Studies in the Sermon on the Mount by Dr. Martyn Lloyd-Jones
This book made a significant impact on my wife Tammy when she read and discussed it with friends thirty years ago. When I picked up my diploma the day after graduation ceremonies from Covenant Seminary last year I was given a copy of this book. After enjoying Lloyd-Jones book Spiritual Depression (and the sermons the book was taken from), I couldn’t wait to read this book, which is the printed form of sermons preached for the most part on successive Sunday mornings at Westminster Chapel in London. This week we look at Chapter 18: Christ Fulfilling the Law and the Prophets. “The Doctor” says:
- Our Lord claims that He is the fulfillment, in and of Himself, of that which was taught by the Old Testament prophets.
- I feel increasingly that it is very regrettable that the New Testament should ever have been printed alone, because we tend to fall into the serious error of thinking that, because we are Christians, we do not need the Old Testament.
- Let us also observe, very hurriedly, how Christ fulfils the law. This again is something so wonderful that it should lead us to worship and adoration. First, He was `made under the law’. Though He is eternally above it, as Son of God He came and was made under the law, as one who had to carry it out.
- What was happening upon the cross was that our Lord and Savior Jesus Christ, the Son of God, was enduring in His own holy body the penalty prescribed by the holy law of God for the sin of man.
- One of the ways in which the law has to be fulfilled is that its punishment of sin must be carried out. This punishment is death, and that was why He died.
- Unless you interpret the cross, and Christ’s death upon it, in strict terms of the fulfilling of the law you have not the scriptural view of the death upon the cross.
- By so dying upon the cross and bearing in Himself and upon Himself the punishment due to sin, He has fulfilled all the Old Testament types.

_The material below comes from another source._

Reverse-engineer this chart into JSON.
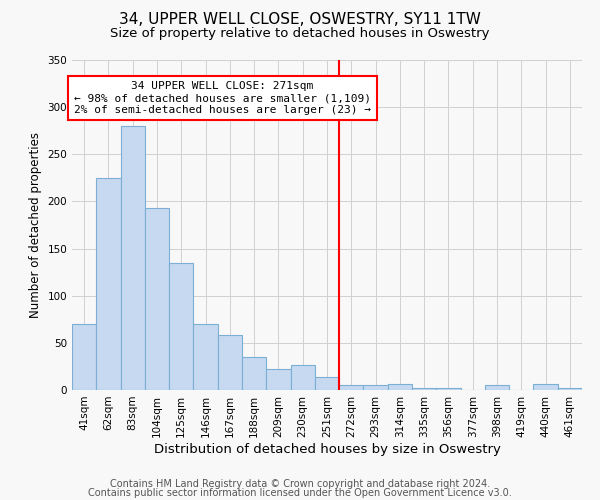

- Jesus Christ, by His death and all He has done, is an absolute fulfilment of all these types and shadows. He is the high priest, He is the offering, He is the sacrifice, and He has presented His blood in heaven so that the whole of the ceremonial law has been fulfilled in Him.

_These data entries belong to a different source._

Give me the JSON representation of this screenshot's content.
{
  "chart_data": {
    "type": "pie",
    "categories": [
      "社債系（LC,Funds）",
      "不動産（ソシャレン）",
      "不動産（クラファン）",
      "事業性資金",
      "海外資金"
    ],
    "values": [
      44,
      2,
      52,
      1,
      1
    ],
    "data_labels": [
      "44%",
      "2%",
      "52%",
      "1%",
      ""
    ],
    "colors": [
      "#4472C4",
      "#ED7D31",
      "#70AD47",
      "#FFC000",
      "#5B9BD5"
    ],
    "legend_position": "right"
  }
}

- But we go a step beyond this and say that He fulfils the law also in us and through us by means of the Holy Spirit.
- The prophets have been fulfilled in and through our Lord Jesus Christ; and yet there still remains something to be fulfilled.
- In His death, resurrection and ascension the whole of the ceremonial law has been entirely fulfilled.
- Seeing it all fulfilled and carried out in Him, I say I am fulfilling it all by believing in Him and by subjecting myself to Him. That is the position with regard to the ceremonial law.
- What of the judicial law? This was primarily and especially for the nation of Israel, as God’s theocracy, in its then special circumstances.
- There is then no longer a theocratic nation, so the judicial law has likewise been fulfilled.
- That leaves us with the moral law. The position with regard to this is different, because here God is laying down something which is permanent and perpetual, the relationship which must always subsist between Himself and man.
- The moral law, as interpreted by the New Testament, stands now as much as it has ever done, and will do so until the end of time and until we are perfected.
- What then is the relationship of the Christian to the law? The Christian is no longer under the law in the sense that the law is a covenant of works. But that does not release him from it as a rule of life.
- We tend to have a wrong view of law and to think of it as something that is opposed to grace. But it is not. Nor must the law be thought of as being identical with grace. It was never meant to be something in and of itself.
- The law was given, in a sense, in order to show men that they could never justify themselves before God, and in order that we might be brought to Christ.
- We must never separate these two things. Grace is not sentimental; holiness is not an experience.
- What is the will of the Father? The Ten Commandments and the moral law. They have never been abrogated.